STRATEGI PENGELOLAAN SUMBERDAYA BUDAYA KESULTANAN KOTAWARINGIN MELALUI PENGEMBANGAN MUSEUM
MUHAMMAD WISHNU WIBISONO, Dr. Anggraeni, M.A.
2024 | Tesis | S2 Arkeologi
Kesultanan Kotawaringin terletak di Kabupaten Kotawaringin Barat, Kalimantan Tengah, dengan koordinat 2° 29’ 0" LS dan 111° 25’ 0" BT. Dahulu, wilayah yang terletak di tepi Sungai Lamandau dan berjarak sekitar 80 km dari muara sungai, merupakan kota dagang yang memiliki interaksi dengan Kerajaan Majapahit sebagai kota dagang pada Abad ke-13 hingga 16, seperti disebutkan dalam naskah kuno Nagarakrtagama. Seiring waktu, Kotawaringin berkembang menjadi kesultanan yang memiliki sejumlah sumberdaya budaya, termasuk Astana Al-Nursari, Masjid Kyai Gede, Makam Kuta Tanah, dan Danau Masoraian. Namun, beberapa sumberdaya budaya di Kawasan Kesultanan Kotawaringin Lama mengalami kerusakan pada sekitar tahun 1980-an hingga 1990-an. Selain itu, kawasan tersebut menghadapi ancaman serius dari alih fungsi lahan, di mana hutan gambut sering kali beralih menjadi perkebunan kelapa sawit, yang kemudian memicu masalah lingkungan seperti kebakaran lahan dan banjir. Dalam upaya mengatasi berbagai tantangan ini, pemerintah daerah bersama keluarga Kesultanan Kotawaringin memiliki gagasan untuk mengelola sumberdaya budaya di Kawasan Kesultanan Kotawaringin Lama sebagai museum dan objek daya tarik wisata yang sesuai dengan pemanfaatan masa lalunya. Sayangnya, hingga kini gagasan tersebut belum didukung dengan penelitian mengenai pengelolaan sumberdaya budaya berdasarkan kondisi aktual di kawasan tersebut. Pengembangan museum dipilih karena pendekatan ini memungkinkan pengelolaan yang melibatkan masyarakat serta komunitas lokal. Untuk mencapai tujuan tersebut, diperlukan identifikasi nilai penting sumberdaya budaya di Kawasan Kesultanan Kotawaringin Lama, serta analisis kondisi sosial dan geografi melalui analisis kesenjangan. Berdasarkan penelitian, Kawasan Kesultanan Kotawaringin Lama telah memenuhi prinsip-prinsip museum terbuka, meskipun masih terdapat kesenjangan pada aspek bangunan, tujuan, dan penyajian. Beberapa langkah strategis yang perlu diambil untuk mengelola Museum Terbuka Kesultanan Kotawaringin Lama meliputi pemilihan nama, penentuan lokasi, penyusunan visi-misi, struktur pengelola museum, penentuan koleksi dan pendanaan, serta penyusunan program.

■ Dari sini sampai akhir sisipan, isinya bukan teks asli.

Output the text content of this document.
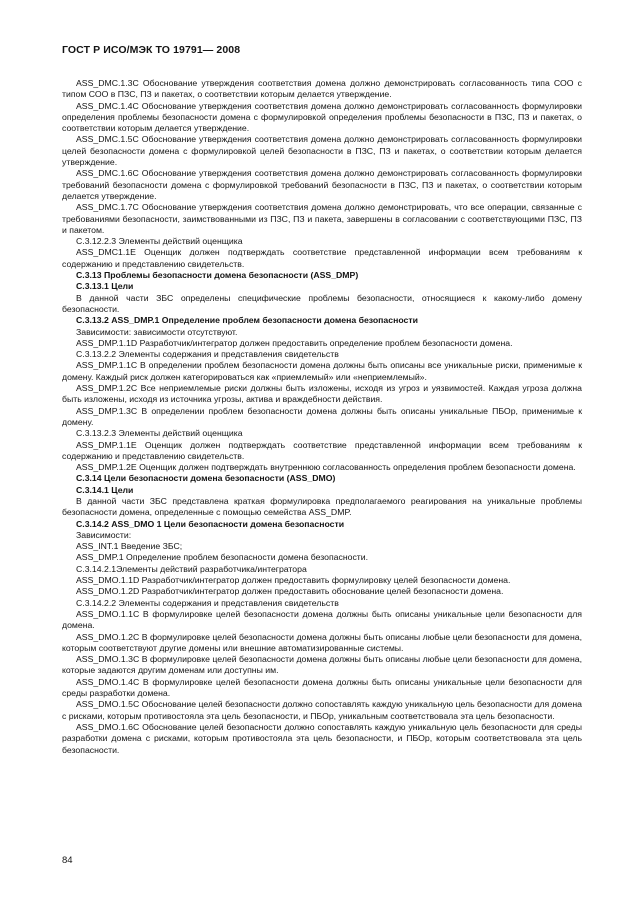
ГОСТ Р ИСО/МЭК ТО 19791— 2008

ASS_DMC.1.3С Обоснование утверждения соответствия домена должно демонстрировать согласованность типа СОО с типом СОО в ПЗС, ПЗ и пакетах, о соответствии которым делается утверждение.

ASS_DMC.1.4С Обоснование утверждения соответствия домена должно демонстрировать согласованность формулировки определения проблемы безопасности домена с формулировкой определения проблемы безопасности в ПЗС, ПЗ и пакетах, о соответствии которым делается утверждение.

ASS_DMC.1.5С Обоснование утверждения соответствия домена должно демонстрировать согласованность формулировки целей безопасности домена с формулировкой целей безопасности в ПЗС, ПЗ и пакетах, о соответствии которым делается утверждение.

ASS_DMC.1.6С Обоснование утверждения соответствия домена должно демонстрировать согласованность формулировки требований безопасности домена с формулировкой требований безопасности в ПЗС, ПЗ и пакетах, о соответствии которым делается утверждение.

ASS_DMC.1.7С Обоснование утверждения соответствия домена должно демонстрировать, что все операции, связанные с требованиями безопасности, заимствованными из ПЗС, ПЗ и пакета, завершены в согласовании с соответствующими ПЗС, ПЗ и пакетом.

С.3.12.2.3 Элементы действий оценщика

ASS_DMC1.1E Оценщик должен подтверждать соответствие представленной информации всем требованиям к содержанию и представлению свидетельств.

С.3.13 Проблемы безопасности домена безопасности (ASS_DMP)

С.3.13.1 Цели

В данной части ЗБС определены специфические проблемы безопасности, относящиеся к какому-либо домену безопасности.

С.3.13.2 ASS_DMP.1 Определение проблем безопасности домена безопасности

Зависимости: зависимости отсутствуют.

ASS_DMP.1.1D Разработчик/интегратор должен предоставить определение проблем безопасности домена.

С.3.13.2.2 Элементы содержания и представления свидетельств

ASS_DMP.1.1С В определении проблем безопасности домена должны быть описаны все уникальные риски, применимые к домену. Каждый риск должен категорироваться как «приемлемый» или «неприемлемый».

ASS_DMP.1.2С Все неприемлемые риски должны быть изложены, исходя из угроз и уязвимостей. Каждая угроза должна быть изложены, исходя из источника угрозы, актива и враждебности действия.

ASS_DMP.1.3С В определении проблем безопасности домена должны быть описаны уникальные ПБОр, применимые к домену.

С.3.13.2.3 Элементы действий оценщика

ASS_DMP.1.1E Оценщик должен подтверждать соответствие представленной информации всем требованиям к содержанию и представлению свидетельств.

ASS_DMP.1.2E Оценщик должен подтверждать внутреннюю согласованность определения проблем безопасности домена.

С.3.14 Цели безопасности домена безопасности (ASS_DMO)

С.3.14.1 Цели

В данной части ЗБС представлена краткая формулировка предполагаемого реагирования на уникальные проблемы безопасности домена, определенные с помощью семейства ASS_DMP.

С.3.14.2 ASS_DMO 1 Цели безопасности домена безопасности

Зависимости:

ASS_INT.1 Введение ЗБС;

ASS_DMP.1 Определение проблем безопасности домена безопасности.

С.3.14.2.1Элементы действий разработчика/интегратора

ASS_DMO.1.1D Разработчик/интегратор должен предоставить формулировку целей безопасности домена.

ASS_DMO.1.2D Разработчик/интегратор должен предоставить обоснование целей безопасности домена.

С.3.14.2.2 Элементы содержания и представления свидетельств

ASS_DMO.1.1С В формулировке целей безопасности домена должны быть описаны уникальные цели безопасности для домена.

ASS_DMO.1.2С В формулировке целей безопасности домена должны быть описаны любые цели безопасности для домена, которым соответствуют другие домены или внешние автоматизированные системы.

ASS_DMO.1.3С В формулировке целей безопасности домена должны быть описаны любые цели безопасности для домена, которые задаются другим доменам или доступны им.

ASS_DMO.1.4С В формулировке целей безопасности домена должны быть описаны уникальные цели безопасности для среды разработки домена.

ASS_DMO.1.5С Обоснование целей безопасности должно сопоставлять каждую уникальную цель безопасности для домена с рисками, которым противостояла эта цель безопасности, и ПБОр, уникальным соответствовала эта цель безопасности.

ASS_DMO.1.6С Обоснование целей безопасности должно сопоставлять каждую уникальную цель безопасности для среды разработки домена с рисками, которым противостояла эта цель безопасности, и ПБОр, которым соответствовала эта цель безопасности.

84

The Sultanate of Kotawaringin is located in West Kotawaringin Regency, Central Kalimantan, with coordinates of 2° 29' 0 "N and 111° 25' 0" East. In the past, the area located on the banks of the Lamandau River and about 80 km from the river mouth, was a trading city that had interactions with the Majapahit Kingdom as a trading city in the 13th to 16th Centuries, as mentioned in the ancient manuscript Nagarakrtagama. Over time, Kotawaringin developed into a sultanate with a number of cultural resources, including Astana Al-Nursari, Kyai Gede Mosque, Kuta Tanah Tomb, and Lake Masoraian. However, some of the cultural resources in the Old Kotawaringin Sultanate Area were damaged during the 1980s and 1990s. In addition, the area faces serious threats from land conversion, where peat forests are often converted into oil palm plantations, triggering environmental problems such as land fires and floods. In an effort to overcome these challenges, the local government and the Kotawaringin Sultanate family have an idea to manage cultural resources in the Old Kotawaringin Sultanate Area as a museum and tourist attraction in accordance with its past use. Unfortunately, until now, the idea has not been supported by research on cultural resource management based on the actual conditions in the area. Museum development was chosen because this approach allows management that involves the local community. To achieve this goal, it is necessary to identify the important value of cultural resources in the Old Kotawaringin Sultanate Area, as well as analyze social and geographic conditions through gap analysis. Based on the research, the Kotawaringin Lama Sultanate Area has fulfilled the principles of an open-air museum. However, there are still gaps in the aspects of building, purpose, and presentation. Some strategic steps that need to be taken to manage the Old Kotawaringin Sultanate Open Air Museum include choosing a name, determining the location, preparing a vision mission, creating a museum management structure, determining collections and funding, and preparing programs.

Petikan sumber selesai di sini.